Given that Clemens was unable to eat solid foods, speak more than a few words at a time, or walk without assistance, she immediately appealed the decision, asking the insurer to reconsider letting her finish the rehabilitation program.
Clemens’s doctor had prescribed a stay until at least January 18, 2024.
The insurer, however, was not convinced. Just one day after Clemens submitted her appeal, the company denied the request, stating that a continued stay was “not medically necessary.”
With no one to pay for her stay, Clemens returned home on January 3.
Just three days later, no longer having access to the supervision of the skilled nursing facility staff, Clemens fell again, this time resulting in a “traumatic subarachnoid hemorrhage . . . [and] severe brain bleed.”
She needed to be readmitted to the hospital, where she spent over two weeks recovering before returning to the skilled nursing facility to restart her rehabilitation, this time with a traumatic head injury.
Clemens is not alone in her experience. Clemens serves as one of multiple plaintiffs in a class action suit filed in Minnesota against insurance giant UnitedHealth Group that makes multiple claims related to Medicare Advantage plans incorrectly denying coverage to aging adults.

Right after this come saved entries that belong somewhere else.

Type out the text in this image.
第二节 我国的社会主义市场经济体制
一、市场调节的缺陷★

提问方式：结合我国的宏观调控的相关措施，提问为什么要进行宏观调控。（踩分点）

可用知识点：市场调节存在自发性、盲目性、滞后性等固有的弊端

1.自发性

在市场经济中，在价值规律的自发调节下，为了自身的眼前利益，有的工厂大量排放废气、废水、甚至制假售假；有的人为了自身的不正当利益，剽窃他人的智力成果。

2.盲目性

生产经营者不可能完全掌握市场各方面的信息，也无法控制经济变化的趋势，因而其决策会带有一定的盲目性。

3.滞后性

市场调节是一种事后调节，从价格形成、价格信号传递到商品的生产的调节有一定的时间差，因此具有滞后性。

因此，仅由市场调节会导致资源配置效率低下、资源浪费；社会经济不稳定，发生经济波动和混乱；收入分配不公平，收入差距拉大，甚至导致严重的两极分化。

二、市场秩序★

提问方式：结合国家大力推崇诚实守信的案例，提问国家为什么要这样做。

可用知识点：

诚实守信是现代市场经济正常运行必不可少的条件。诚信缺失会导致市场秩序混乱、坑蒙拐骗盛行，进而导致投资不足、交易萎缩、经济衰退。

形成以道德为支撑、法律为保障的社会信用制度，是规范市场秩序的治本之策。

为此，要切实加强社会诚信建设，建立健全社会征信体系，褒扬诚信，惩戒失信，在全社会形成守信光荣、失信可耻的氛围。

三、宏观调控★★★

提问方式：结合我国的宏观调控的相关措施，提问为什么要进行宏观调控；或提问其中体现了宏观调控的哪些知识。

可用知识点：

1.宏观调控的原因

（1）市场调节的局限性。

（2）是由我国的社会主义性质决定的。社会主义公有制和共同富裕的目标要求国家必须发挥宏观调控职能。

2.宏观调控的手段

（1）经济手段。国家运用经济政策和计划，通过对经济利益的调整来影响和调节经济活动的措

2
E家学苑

How did anyone seeing the facts of Clemens’s case—her inability to eat, talk, and walk—determine that continued rehabilitation was “not medically necessary?” Well, Clemens claims, no one did. As the plaintiffs allege, UnitedHealth Group is not relying on human expertise to make these determinations but is instead deploying “artificial intelligence (AI) in place of real medical professionals[,] . . . overriding . . . physicians’ determinations as to medically necessary care.”
This Note explores the current state of coverage determinations in Medicare Advantage. It views insurers’ use of AI—and the harmful effects that accompany such use—as the latest development in a Medicare Advantage program that has been plagued for decades with inaccuracy and opacity. To combat this problem, CMS should enhance information sharing about denials while also increasing meaningful access to the appeals process for individual beneficiaries. Not only will such mechanisms improve access to care, but they will also reflect an important return of power and autonomy to beneficiaries, enabling the individuals most affected by determinations to take control of their own coverage and care.
The Note proceeds in three Parts. Part I explores the concept of medical necessity in Medicare, asking what it is and who decides it. Part II outlines the problems present in the coverage determination process today, noting the high rates of inaccuracy and opacity in determinations. It also summarizes CMS’s most recent attempt to combat these problems, concluding that more is needed. Part III charts a path forward, presenting two important accountability mechanisms that CMS can enact to enhance insurer accountability.